For more information contact Ms. Lori Peterson at pete6294@umn.edu.

April 2010 - Alternative Bar Licensing Conference

Franklin Pierce Law Center and the Society of American Law Teachers (SALT) are co-hosting a small national conference of law faculty, law deans, state Supreme Court justices, and state Bar Examiners interested in learning more about Franklin Pierce Law School's Daniel Webster Scholar Honors Program (DWS) with an eye toward potentially developing a similar program in their states.

DWS is designed to help make students "client ready." Students enrolled in DWS take a variety of doctrinal courses, simulation courses, clinics, and externships. Professionalism experiences are infused through this course of study. DWS students develop a portfolio containing both written and videotaped material.

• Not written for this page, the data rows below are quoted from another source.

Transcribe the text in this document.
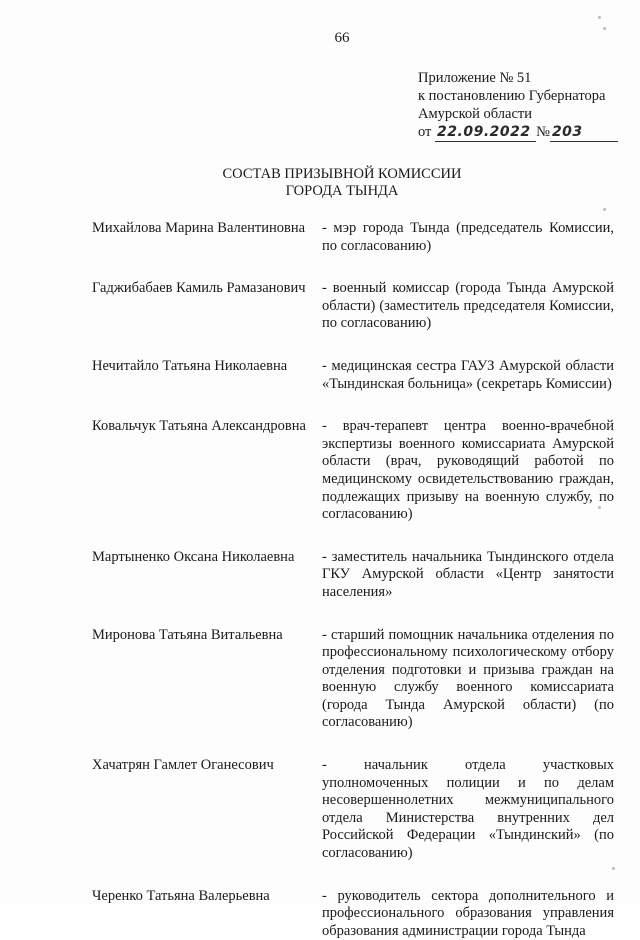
66
Приложение № 51
к постановлению Губернатора
Амурской области
от
22.09.2022 № 203
СОСТАВ ПРИЗЫВНОЙ КОМИССИИ
ГОРОДА ТЫНДА
Михайлова Марина Валентиновна	- мэр города Тында (председатель Комиссии, по согласованию)
Гаджибабаев Камиль Рамазанович	- военный комиссар (города Тында Амурской области) (заместитель председателя Комиссии, по согласованию)
Нечитайло Татьяна Николаевна	- медицинская сестра ГАУЗ Амурской области «Тындинская больница» (секретарь Комиссии)
Ковальчук Татьяна Александровна	- врач-терапевт центра военно-врачебной экспертизы военного комиссариата Амурской области (врач, руководящий работой по медицинскому освидетельствованию граждан, подлежащих призыву на военную службу, по согласованию)
Мартыненко Оксана Николаевна	- заместитель начальника Тындинского отдела ГКУ Амурской области «Центр занятости населения»
Миронова Татьяна Витальевна	- старший помощник начальника отделения по профессиональному психологическому отбору отделения подготовки и призыва граждан на военную службу военного комиссариата (города Тында Амурской области) (по согласованию)
Хачатрян Гамлет Оганесович	- начальник отдела участковых уполномоченных полиции и по делам несовершеннолетних межмуниципального отдела Министерства внутренних дел Российской Федерации «Тындинский» (по согласованию)
Черенко Татьяна Валерьевна	- руководитель сектора дополнительного и профессионального образования управления образования администрации города Тында
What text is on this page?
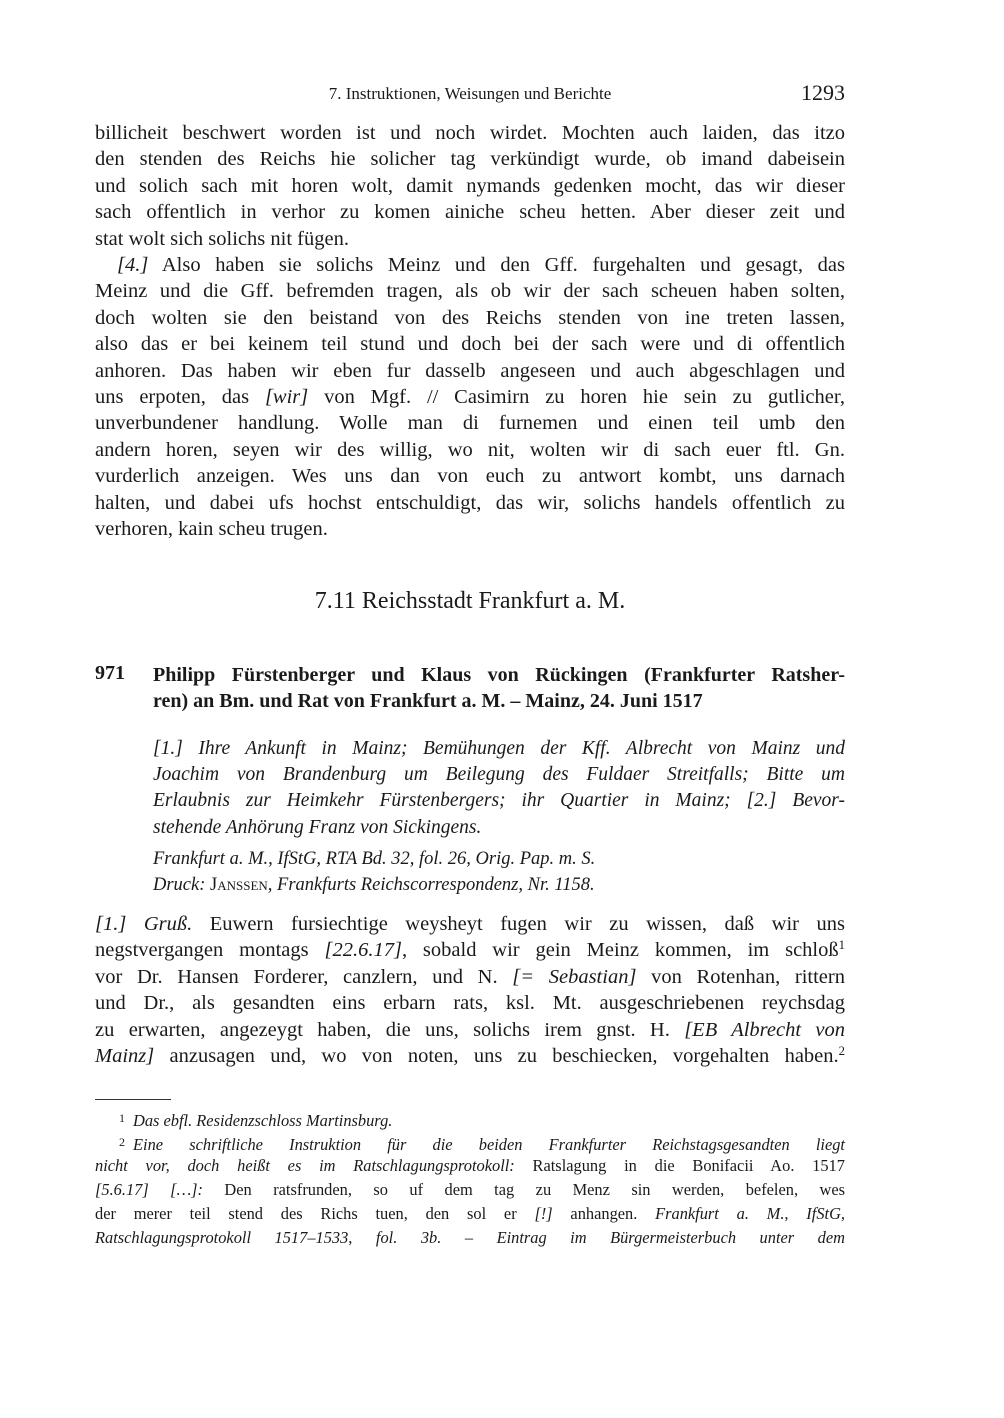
7. Instruktionen, Weisungen und Berichte	1293
billicheit beschwert worden ist und noch wirdet. Mochten auch laiden, das itzo
den stenden des Reichs hie solicher tag verkündigt wurde, ob imand dabeisein
und solich sach mit horen wolt, damit nymands gedenken mocht, das wir dieser
sach offentlich in verhor zu komen ainiche scheu hetten. Aber dieser zeit und
stat wolt sich solichs nit fügen.
[4.] Also haben sie solichs Meinz und den Gff. furgehalten und gesagt, das
Meinz und die Gff. befremden tragen, als ob wir der sach scheuen haben solten,
doch wolten sie den beistand von des Reichs stenden von ine treten lassen,
also das er bei keinem teil stund und doch bei der sach were und di offentlich
anhoren. Das haben wir eben fur dasselb angeseen und auch abgeschlagen und
uns erpoten, das [wir] von Mgf. // Casimirn zu horen hie sein zu gutlicher,
unverbundener handlung. Wolle man di furnemen und einen teil umb den
andern horen, seyen wir des willig, wo nit, wolten wir di sach euer ftl. Gn.
vurderlich anzeigen. Wes uns dan von euch zu antwort kombt, uns darnach
halten, und dabei ufs hochst entschuldigt, das wir, solichs handels offentlich zu
verhoren, kain scheu trugen.
7.11 Reichsstadt Frankfurt a. M.
971 Philipp Fürstenberger und Klaus von Rückingen (Frankfurter Ratsher-
ren) an Bm. und Rat von Frankfurt a. M. – Mainz, 24. Juni 1517
[1.] Ihre Ankunft in Mainz; Bemühungen der Kff. Albrecht von Mainz und
Joachim von Brandenburg um Beilegung des Fuldaer Streitfalls; Bitte um
Erlaubnis zur Heimkehr Fürstenbergers; ihr Quartier in Mainz; [2.] Bevor-
stehende Anhörung Franz von Sickingens.
Frankfurt a. M., IfStG, RTA Bd. 32, fol. 26, Orig. Pap. m. S.
Druck: Janssen, Frankfurts Reichscorrespondenz, Nr. 1158.
[1.] Gruß. Euwern fursiechtige weysheyt fugen wir zu wissen, daß wir uns
negstvergangen montags [22.6.17], sobald wir gein Meinz kommen, im schloß$^1$
vor Dr. Hansen Forderer, canzlern, und N. [= Sebastian] von Rotenhan, rittern
und Dr., als gesandten eins erbarn rats, ksl. Mt. ausgeschriebenen reychsdag
zu erwarten, angezeygt haben, die uns, solichs irem gnst. H. [EB Albrecht von
Mainz] anzusagen und, wo von noten, uns zu beschiecken, vorgehalten haben.$^2$
1 Das ebfl. Residenzschloss Martinsburg.
2 Eine schriftliche Instruktion für die beiden Frankfurter Reichstagsgesandten liegt
nicht vor, doch heißt es im Ratschlagungsprotokoll: Ratslagung in die Bonifacii Ao. 1517
[5.6.17] […]: Den ratsfrunden, so uf dem tag zu Menz sin werden, befelen, wes
der merer teil stend des Richs tuen, den sol er [!] anhangen. Frankfurt a. M., IfStG,
Ratschlagungsprotokoll 1517–1533, fol. 3b. – Eintrag im Bürgermeisterbuch unter dem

Their portfolio and skills performances are assessed by law faculty, practitioners, Justices of the NH Supreme Court , NH Bar Examiners, and "standardized clients." Students successfully completing the DWS program are licensed in NH without having to take the traditional bar exam.

Please contact Tim Floyd, Chair of the SALT Subcommittee on Alternatives to the Bar Exam, at Floyd_tw@law.mercer.edu to get more information about the upcoming April conference.

March 19-21, 2010 - Spring 2010 Workshop of the National Institute for Teaching Ethics and Professionalism (NIFTEP)

This NIFTEP workshop took place at the Red Top Mountain Lodge, located 40 miles northwest of Atlanta, and will be entitled, "New Professionalism Opportunities in a Time of Crisis." Attendance at this highly participatory event is limited to invited speakers and to those selected to be Spring 2010 NIFTEP Fellows.

March 19-20, 2010 - "Vulnerable Populations and Economic Realities:
An interdisciplinary approach to law teaching"

Golden Gate University School of Law and the Society of American Law Teachers (SALT) are presenting a two-day teaching conference in San Francisco. The conference will explore questions such as: how can law teachers integrate economic issues precipitated by class, race, and gender into a broad range of courses, including, for example, first-year Contracts or Professional Responsibility, Health or Environmental Law, Clinics and Externships? What types of nontraditional classes would most effectively focus student interest on the economic needs of vulnerable populations? How do law schools initiate and encourage collaborative alliances to broaden discussions and promote positive change? The conference will consider these issues from the perspectives of interdisciplinary academics, practitioners, and activists.

March 4 - 7, 2010 - "Externships 5: Externships in Changing Times"

To be held at University of Miami School of Law, Externships 5 will explore how externships respond to and advance changes in the legal profession, legal education, and the economy B changes both past and future. The questions to explore include: "How can externship clinics advance the promise of Carnegie and Best Practices? "How should changes in our students' career prospects affect our programs? "How might changing roles for lawyers affect our teaching and clinical supervision? and "How might new ABA Standards affect the externship community?"